Practical Example: Sprint Validation Script¶

Imagine you're validating 50 repositories. Here's a robust approach:

function Validate-RepositoriesSafely {
    param(
        [string[]]$Repos,
        [int]$BatchSize = 5,
        [int]$BatchIntervalSeconds = 60
    )

    for ($i = 0; $i -lt $Repos.Count; $i += $BatchSize) {
        $batch = $Repos[$i..($i + $BatchSize - 1)]

        Write-Host "Processing batch: $($i / $BatchSize + 1) / $([math]::Ceiling($Repos.Count / $BatchSize))"

        # Check rate limit before batch
        $remaining = $(gh api rate_limit --jq '.rate.remaining')
        if ($remaining -lt 50) {
            Write-Error "Quota exhausted. Aborting."
            exit 1
        }

        foreach ($repo in $batch) {
            Write-Host "  Validating $repo..."
            gh api repos/$repo --jq '.description'
        }

        if ($i + $BatchSize -lt $Repos.Count) {
            Write-Host "Batch complete.
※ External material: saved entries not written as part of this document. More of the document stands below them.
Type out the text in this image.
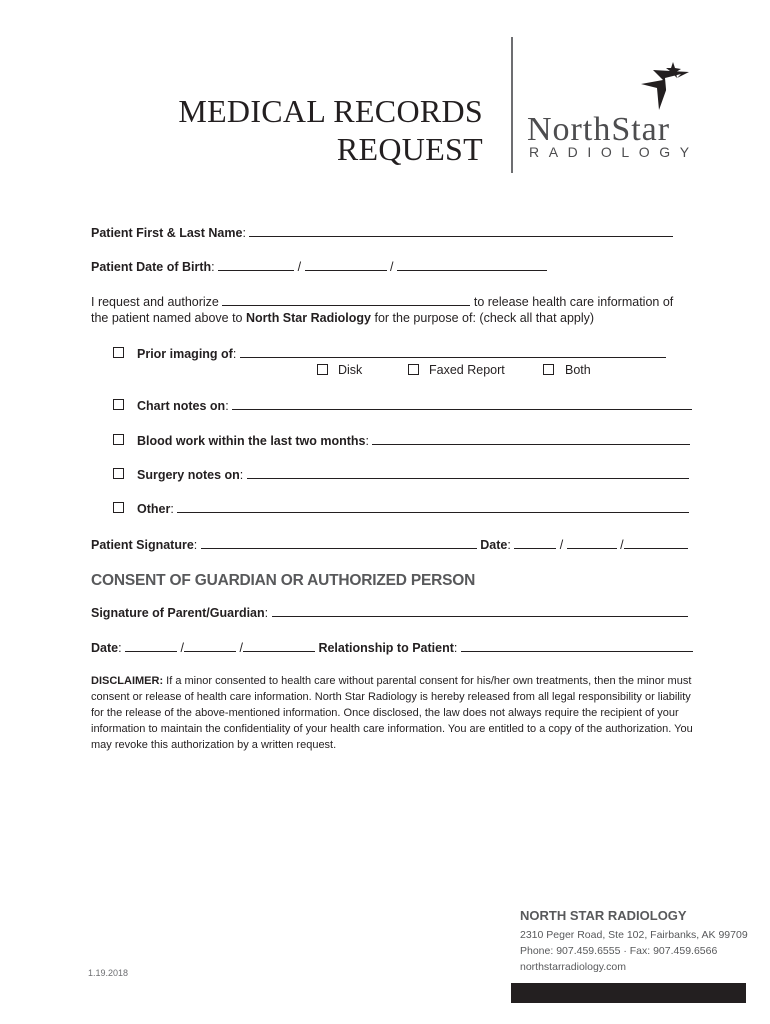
MEDICAL RECORDS
REQUEST
NorthStar
RADIOLOGY
Patient First & Last Name:
Patient Date of Birth:	/	/
I request and authorize	to release health care information of
the patient named above to North Star Radiology for the purpose of: (check all that apply)
Prior imaging of:
Disk	Faxed Report	Both
Chart notes on:
Blood work within the last two months:
Surgery notes on:
Other:
Patient Signature:	Date:	/	/
CONSENT OF GUARDIAN OR AUTHORIZED PERSON
Signature of Parent/Guardian:
Date:	/	/	Relationship to Patient:
DISCLAIMER: If a minor consented to health care without parental consent for his/her own treatments, then the minor must consent or release of health care information. North Star Radiology is hereby released from all legal responsibility or liability for the release of the above-mentioned information. Once disclosed, the law does not always require the recipient of your information to maintain the confidentiality of your health care information. You are entitled to a copy of the authorization. You may revoke this authorization by a written request.
NORTH STAR RADIOLOGY
2310 Peger Road, Ste 102, Fairbanks, AK 99709
Phone: 907.459.6555 · Fax: 907.459.6566
northstarradiology.com
1.19.2018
Waiting $BatchIntervalSeconds seconds before next batch..."
            Start-Sleep -Seconds $BatchIntervalSeconds
        }
    }

    Write-Host "All repositories validated successfully."
}

Common Failure Modes¶

Symptom	Root Cause	Fix
"API rate limit exceeded" error mid-sprint	Concurrent scripts, no backoff	Implement backoff; space operations 60s apart
PR checks hang for 1 hour	Rate limit exhausted, auto-reset pending	Check rate limit before workflows; add quota buffer
Workflow dispatch "pending" forever	Status check polling depleted quota	Reduce polling frequency; increase backoff delay
Flaky tests due to timeout	Script waiting for rate limit reset	Add exponential backoff; log rate limit headers

Checklist for Sprint Planning¶

[ ] All polling scripts implement exponential backoff (30–90s)
[ ] Workflow dispatches are spaced ≥ 60s apart
[ ] Batch operations respect 5-per-60s limit
[ ] Rate limit check runs before major operations (e.g., gh api rate_limit)
[ ] Rate limit headers are logged in CI (for debugging throttling issues)
[ ] If ≥ 200 workflows run in sprint, consider using GitHub Apps (separate quota)
[ ] Dry-run test with --dry-run flag where available before production run

AI Agent / Copilot Fleet Rate Limits¶

This is a separate constraint from the GitHub REST API limit above. Enterprise Copilot has concurrent model session limits enforced at the org level. Exceeding them returns HTTP 429 from the AI model endpoint — not from the GitHub API.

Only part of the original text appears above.